I saw self-deception in folks I served. I watched them repeat patterns of self-destruction. All the while I was kindly and gently suggesting that there was a better way. Gradually I came to terms with a very obvious reality:
Being subtle with a person in active addiction or early recovery is a waste of everyone’s time.
There are an infinite number of things people think but do not speak. Some things are indeed better left unsaid, but among those are not important truths.
If you are concerned about a loved one, say so directly (even and especially if your voice shakes). If you’re afraid of how we’ll take it, use what counselors call, “I statements.” Instead of pointing a finger and saying “You…” (this brings up our defenses) say things like, “I’m afraid you’re using.” Tell us what you see, sense, and know and do it clearly but without accusation or shame.

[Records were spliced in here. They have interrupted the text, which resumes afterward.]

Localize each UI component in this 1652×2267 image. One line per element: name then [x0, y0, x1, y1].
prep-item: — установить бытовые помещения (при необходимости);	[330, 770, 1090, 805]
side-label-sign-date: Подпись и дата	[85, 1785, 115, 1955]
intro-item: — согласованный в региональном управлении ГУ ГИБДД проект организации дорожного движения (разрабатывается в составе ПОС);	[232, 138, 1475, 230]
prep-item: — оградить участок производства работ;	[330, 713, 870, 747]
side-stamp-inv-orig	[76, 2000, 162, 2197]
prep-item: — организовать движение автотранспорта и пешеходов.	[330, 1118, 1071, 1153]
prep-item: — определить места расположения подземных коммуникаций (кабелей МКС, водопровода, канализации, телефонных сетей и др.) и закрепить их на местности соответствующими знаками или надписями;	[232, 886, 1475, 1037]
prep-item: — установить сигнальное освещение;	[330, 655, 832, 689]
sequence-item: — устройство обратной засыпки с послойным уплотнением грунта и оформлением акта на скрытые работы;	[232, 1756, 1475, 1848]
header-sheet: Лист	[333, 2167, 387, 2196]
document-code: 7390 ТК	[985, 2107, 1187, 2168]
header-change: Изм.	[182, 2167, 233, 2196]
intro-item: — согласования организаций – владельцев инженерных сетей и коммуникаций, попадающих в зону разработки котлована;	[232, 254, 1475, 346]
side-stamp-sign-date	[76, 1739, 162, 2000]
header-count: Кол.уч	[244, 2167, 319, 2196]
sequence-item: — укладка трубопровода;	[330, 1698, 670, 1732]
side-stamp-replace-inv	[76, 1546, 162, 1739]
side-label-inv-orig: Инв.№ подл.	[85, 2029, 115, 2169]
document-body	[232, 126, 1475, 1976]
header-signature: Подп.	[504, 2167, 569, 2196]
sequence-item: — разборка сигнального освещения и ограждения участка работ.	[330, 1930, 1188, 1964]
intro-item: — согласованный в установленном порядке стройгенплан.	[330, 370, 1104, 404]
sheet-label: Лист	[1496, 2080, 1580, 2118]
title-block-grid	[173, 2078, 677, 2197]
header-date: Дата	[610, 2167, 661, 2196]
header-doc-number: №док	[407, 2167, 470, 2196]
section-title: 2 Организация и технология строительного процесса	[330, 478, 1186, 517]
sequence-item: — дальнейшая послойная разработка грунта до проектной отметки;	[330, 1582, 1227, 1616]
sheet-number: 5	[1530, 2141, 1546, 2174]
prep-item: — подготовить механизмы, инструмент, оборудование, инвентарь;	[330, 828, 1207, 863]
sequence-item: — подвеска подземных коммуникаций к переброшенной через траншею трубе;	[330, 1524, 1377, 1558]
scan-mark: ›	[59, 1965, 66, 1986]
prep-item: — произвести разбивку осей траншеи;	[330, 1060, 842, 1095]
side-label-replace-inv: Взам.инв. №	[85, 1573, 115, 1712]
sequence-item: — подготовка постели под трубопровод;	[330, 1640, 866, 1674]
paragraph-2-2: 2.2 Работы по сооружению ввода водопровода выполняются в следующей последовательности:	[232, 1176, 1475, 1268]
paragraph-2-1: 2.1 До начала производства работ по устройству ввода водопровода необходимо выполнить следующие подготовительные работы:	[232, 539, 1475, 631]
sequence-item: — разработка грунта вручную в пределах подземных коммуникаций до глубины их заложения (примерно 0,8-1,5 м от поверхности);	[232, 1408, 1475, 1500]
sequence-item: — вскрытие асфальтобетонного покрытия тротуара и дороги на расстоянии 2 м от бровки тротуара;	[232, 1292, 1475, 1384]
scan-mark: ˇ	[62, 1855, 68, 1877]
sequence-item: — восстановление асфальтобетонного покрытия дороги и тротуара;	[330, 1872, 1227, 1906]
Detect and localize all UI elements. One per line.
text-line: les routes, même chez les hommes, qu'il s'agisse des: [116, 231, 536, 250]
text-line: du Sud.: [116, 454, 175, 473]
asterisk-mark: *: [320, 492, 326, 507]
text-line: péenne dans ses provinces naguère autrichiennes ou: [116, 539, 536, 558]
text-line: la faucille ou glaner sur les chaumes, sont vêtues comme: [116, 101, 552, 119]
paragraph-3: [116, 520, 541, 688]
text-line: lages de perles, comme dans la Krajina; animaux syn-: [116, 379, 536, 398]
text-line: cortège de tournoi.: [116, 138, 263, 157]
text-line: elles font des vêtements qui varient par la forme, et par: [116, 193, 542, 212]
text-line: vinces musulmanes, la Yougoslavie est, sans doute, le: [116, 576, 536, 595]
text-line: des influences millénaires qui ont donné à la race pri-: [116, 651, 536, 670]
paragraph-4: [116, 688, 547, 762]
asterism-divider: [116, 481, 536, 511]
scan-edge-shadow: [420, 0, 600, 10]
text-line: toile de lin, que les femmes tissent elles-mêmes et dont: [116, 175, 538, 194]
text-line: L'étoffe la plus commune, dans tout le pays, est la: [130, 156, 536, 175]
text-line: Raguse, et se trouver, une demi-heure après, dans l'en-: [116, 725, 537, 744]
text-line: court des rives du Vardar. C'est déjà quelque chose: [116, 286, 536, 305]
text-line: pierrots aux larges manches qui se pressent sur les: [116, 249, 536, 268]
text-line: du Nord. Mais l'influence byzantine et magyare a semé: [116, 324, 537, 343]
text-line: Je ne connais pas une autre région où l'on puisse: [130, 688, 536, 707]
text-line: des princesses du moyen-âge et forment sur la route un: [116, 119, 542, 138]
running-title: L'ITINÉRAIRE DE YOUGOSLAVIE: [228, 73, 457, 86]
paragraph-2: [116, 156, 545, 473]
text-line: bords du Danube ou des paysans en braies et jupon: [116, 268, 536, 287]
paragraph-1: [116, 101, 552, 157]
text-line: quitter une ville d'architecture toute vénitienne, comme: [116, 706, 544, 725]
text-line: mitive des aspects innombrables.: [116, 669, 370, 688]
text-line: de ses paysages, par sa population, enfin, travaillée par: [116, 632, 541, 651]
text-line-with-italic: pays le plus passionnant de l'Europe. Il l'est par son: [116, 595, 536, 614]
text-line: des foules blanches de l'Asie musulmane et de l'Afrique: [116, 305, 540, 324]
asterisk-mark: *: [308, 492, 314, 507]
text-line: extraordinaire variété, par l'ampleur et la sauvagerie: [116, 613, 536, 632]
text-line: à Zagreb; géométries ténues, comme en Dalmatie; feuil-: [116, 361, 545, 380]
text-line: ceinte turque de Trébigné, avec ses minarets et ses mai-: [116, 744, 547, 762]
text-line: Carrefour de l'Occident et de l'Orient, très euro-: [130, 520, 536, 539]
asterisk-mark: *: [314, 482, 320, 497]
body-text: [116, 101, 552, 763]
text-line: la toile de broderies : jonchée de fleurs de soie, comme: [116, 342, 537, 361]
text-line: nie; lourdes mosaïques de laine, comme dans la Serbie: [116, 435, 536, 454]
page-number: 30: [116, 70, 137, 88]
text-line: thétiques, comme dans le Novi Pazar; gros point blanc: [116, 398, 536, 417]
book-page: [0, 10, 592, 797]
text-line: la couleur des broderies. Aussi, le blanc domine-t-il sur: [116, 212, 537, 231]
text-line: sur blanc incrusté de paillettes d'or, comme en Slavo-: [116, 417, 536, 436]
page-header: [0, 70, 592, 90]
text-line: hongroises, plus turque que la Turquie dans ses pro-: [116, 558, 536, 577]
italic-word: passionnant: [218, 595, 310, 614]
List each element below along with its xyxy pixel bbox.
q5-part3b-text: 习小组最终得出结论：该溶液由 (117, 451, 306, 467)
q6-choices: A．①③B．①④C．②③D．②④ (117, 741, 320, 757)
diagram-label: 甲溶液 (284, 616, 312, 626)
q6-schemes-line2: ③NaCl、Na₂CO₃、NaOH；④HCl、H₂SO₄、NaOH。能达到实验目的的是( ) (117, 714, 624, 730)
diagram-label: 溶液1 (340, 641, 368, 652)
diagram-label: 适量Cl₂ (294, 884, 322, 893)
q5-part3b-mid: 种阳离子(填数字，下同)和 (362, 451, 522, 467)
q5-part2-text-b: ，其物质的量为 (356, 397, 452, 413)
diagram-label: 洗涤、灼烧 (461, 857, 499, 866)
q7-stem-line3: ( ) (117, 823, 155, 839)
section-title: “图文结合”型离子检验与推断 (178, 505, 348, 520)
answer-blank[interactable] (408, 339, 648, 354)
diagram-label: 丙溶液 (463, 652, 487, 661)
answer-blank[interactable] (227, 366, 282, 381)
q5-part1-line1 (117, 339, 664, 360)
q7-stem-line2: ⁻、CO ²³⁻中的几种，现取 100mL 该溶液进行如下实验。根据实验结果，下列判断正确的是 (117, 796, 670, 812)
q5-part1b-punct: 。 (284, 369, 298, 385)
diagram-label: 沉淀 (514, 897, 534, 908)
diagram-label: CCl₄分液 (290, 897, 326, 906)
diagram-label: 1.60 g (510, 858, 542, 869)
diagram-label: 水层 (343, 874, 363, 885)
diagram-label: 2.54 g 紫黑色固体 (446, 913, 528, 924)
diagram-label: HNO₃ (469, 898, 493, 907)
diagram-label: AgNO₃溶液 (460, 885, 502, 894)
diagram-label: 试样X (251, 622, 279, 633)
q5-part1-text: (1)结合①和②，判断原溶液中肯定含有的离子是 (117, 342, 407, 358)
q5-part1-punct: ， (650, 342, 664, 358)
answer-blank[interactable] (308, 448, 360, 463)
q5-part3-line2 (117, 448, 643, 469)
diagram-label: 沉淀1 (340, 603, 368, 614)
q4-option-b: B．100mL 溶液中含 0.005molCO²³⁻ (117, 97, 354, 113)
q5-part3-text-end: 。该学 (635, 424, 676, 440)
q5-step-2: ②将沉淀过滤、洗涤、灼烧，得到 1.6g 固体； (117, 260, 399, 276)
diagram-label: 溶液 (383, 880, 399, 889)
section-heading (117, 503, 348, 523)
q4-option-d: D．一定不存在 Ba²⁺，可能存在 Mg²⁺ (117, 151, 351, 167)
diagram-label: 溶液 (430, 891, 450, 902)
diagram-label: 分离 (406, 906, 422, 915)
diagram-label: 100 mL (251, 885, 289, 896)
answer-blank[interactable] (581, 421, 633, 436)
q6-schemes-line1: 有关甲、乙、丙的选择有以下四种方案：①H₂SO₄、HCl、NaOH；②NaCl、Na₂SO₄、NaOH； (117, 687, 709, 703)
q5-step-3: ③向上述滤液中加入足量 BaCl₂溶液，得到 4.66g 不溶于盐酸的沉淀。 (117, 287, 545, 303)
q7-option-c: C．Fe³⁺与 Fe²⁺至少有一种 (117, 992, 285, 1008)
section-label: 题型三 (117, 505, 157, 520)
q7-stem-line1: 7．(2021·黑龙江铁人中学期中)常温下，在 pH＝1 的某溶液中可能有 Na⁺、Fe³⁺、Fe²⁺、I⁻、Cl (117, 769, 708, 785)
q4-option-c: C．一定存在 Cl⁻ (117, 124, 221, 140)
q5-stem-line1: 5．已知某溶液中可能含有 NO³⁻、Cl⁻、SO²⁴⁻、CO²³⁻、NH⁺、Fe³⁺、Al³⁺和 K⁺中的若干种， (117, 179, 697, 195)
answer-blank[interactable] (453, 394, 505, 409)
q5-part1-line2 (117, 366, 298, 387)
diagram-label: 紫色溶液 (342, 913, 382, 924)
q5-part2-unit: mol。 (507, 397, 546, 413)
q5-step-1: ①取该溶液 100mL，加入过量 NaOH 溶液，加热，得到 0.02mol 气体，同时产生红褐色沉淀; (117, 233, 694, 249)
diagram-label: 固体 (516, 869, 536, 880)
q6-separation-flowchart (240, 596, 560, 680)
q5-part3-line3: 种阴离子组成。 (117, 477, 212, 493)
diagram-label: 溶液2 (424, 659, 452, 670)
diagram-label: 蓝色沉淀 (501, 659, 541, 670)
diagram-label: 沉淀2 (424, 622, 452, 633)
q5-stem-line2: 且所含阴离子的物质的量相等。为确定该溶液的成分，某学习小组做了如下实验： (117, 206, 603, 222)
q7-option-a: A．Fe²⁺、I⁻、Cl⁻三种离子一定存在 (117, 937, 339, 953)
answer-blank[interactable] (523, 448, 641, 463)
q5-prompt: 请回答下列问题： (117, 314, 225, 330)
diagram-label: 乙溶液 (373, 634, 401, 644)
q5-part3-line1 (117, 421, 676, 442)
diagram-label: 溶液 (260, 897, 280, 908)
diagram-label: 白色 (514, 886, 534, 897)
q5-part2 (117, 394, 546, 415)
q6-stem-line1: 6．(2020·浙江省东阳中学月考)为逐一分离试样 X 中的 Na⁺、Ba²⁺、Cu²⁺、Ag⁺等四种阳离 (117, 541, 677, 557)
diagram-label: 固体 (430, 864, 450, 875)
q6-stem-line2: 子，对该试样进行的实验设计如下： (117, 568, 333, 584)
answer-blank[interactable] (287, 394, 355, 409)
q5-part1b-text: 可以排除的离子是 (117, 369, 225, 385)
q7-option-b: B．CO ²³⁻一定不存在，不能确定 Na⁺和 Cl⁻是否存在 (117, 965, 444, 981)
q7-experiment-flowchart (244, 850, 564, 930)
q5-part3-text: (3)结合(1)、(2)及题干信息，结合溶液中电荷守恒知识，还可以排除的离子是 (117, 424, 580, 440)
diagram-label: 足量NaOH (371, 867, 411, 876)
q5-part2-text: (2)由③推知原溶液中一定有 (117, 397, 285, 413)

No person in recovery should be angered by a loved one asking about their sobriety/recovery. If you’re afraid of offending us, say so. Take the pressure off yourself and ask if we’re willing to hear your concerns. Please know and accept that you cannot change us, but you have every right to your feelings, your needs, and to hold us accountable for what we say we will do.
Enabling helps us die. Honesty helps us build motivation to change, even when it is through suffering. In all my years of supporting addiction recovery, I have only found two motivators that lead people into recovery: suffering and spiritual growth.
The former almost always precedes the latter.